Hey everyone, As you all know the rules have been changed the limit to a signature is *420 X 220*. If your not a fan of reading Rules and don't know what they are here is a link. http://www.mmaforum.com/graphics-sh...-rules-guidelines-read-before-requesting.html . Anyone caught with a signature that exceeds those limits will be sent a Signature Violation and if its not fixed your privlidges will be revoked.


Thank you
Gfx Mod.


----------



## Suvaco (Mar 31, 2007)

How big is my sig?


----------



## MLS (Jul 18, 2007)

400x200


----------



## NikosCC (May 16, 2007)

Everyone has been Verbally Warned and yet some still have Oversized signatures.. Well im really sorry i would Resize them for you guys but i won't be able to do so for at least a couple of weeks.
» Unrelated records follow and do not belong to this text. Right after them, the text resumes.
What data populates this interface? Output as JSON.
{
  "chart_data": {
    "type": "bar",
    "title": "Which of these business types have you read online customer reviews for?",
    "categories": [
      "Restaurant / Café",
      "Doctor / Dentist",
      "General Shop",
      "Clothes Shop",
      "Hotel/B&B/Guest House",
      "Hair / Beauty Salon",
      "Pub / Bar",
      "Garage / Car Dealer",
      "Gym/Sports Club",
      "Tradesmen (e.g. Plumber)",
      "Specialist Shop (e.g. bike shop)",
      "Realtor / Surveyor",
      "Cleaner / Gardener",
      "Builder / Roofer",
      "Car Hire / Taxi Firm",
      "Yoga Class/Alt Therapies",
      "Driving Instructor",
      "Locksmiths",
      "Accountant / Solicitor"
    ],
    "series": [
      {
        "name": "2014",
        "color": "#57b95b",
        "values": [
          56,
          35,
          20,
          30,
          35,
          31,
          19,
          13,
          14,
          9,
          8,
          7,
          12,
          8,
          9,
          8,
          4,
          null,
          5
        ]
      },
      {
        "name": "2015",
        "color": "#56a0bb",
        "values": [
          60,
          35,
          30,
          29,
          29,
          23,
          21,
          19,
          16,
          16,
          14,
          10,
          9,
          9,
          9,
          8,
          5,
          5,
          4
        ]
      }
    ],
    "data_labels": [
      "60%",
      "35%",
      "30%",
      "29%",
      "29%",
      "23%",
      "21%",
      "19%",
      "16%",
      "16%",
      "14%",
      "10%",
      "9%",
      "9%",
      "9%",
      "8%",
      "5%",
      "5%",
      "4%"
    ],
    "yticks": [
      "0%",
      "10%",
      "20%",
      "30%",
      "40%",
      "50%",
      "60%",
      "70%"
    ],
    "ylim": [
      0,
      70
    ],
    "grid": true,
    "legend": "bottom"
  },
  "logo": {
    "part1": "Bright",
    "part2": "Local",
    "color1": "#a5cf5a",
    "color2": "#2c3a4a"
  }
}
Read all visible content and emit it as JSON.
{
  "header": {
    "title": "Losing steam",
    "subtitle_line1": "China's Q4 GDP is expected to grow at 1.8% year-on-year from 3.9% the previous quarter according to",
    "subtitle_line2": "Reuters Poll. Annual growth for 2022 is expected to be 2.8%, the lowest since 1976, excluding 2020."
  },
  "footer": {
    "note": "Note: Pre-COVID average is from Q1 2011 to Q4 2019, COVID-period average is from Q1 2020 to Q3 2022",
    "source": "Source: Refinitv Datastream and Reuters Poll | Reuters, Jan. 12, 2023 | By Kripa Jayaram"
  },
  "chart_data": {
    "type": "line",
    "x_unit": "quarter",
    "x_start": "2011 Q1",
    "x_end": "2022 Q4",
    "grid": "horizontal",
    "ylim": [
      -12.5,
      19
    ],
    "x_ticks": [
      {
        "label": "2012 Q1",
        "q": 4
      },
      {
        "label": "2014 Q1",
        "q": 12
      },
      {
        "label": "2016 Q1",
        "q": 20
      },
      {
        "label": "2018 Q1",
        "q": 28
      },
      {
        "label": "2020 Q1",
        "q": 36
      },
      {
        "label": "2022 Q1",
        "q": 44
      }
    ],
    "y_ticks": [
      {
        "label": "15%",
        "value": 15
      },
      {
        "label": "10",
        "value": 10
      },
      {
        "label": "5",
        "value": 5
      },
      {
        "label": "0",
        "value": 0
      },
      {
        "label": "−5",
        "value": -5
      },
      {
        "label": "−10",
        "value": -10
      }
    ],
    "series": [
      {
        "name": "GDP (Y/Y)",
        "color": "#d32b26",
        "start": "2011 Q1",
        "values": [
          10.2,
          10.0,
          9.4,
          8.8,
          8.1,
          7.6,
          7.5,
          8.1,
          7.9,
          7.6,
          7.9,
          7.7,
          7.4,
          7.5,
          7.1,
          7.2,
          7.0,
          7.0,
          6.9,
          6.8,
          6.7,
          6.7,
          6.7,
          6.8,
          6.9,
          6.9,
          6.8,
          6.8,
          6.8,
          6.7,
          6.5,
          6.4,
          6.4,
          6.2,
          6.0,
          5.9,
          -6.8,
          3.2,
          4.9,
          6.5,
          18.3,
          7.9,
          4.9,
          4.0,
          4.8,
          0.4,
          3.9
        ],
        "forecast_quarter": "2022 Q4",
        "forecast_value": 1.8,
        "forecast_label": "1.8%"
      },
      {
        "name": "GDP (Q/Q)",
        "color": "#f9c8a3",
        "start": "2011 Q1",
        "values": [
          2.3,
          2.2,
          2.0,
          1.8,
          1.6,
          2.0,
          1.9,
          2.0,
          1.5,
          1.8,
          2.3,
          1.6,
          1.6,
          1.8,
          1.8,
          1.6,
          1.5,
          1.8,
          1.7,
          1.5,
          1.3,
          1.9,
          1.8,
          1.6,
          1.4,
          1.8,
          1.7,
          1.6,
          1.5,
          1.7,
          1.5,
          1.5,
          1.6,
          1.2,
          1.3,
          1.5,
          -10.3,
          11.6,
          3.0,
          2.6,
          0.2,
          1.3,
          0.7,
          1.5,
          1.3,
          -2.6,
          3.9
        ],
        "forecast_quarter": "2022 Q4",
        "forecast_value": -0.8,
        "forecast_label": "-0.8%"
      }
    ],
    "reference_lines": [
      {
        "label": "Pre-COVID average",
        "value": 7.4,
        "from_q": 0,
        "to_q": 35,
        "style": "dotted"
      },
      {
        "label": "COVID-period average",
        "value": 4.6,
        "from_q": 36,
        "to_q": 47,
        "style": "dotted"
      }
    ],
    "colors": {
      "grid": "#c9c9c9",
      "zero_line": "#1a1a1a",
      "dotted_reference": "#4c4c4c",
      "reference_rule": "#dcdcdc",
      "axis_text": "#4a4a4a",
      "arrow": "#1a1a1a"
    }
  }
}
But they still need to Be resized and i will be going around Checking again only this time WARNINGS will be issued..


----------



## kamikaze145 (Oct 3, 2006)

Is this too big?


----------



## NikosCC (May 16, 2007)

kamikaze145 said:


> Is this too big?


No your good..


----------



## kamikaze145 (Oct 3, 2006)

NikosCC said:


> No your good..


okay, I thought it was fine but it just looked kind of tall.


----------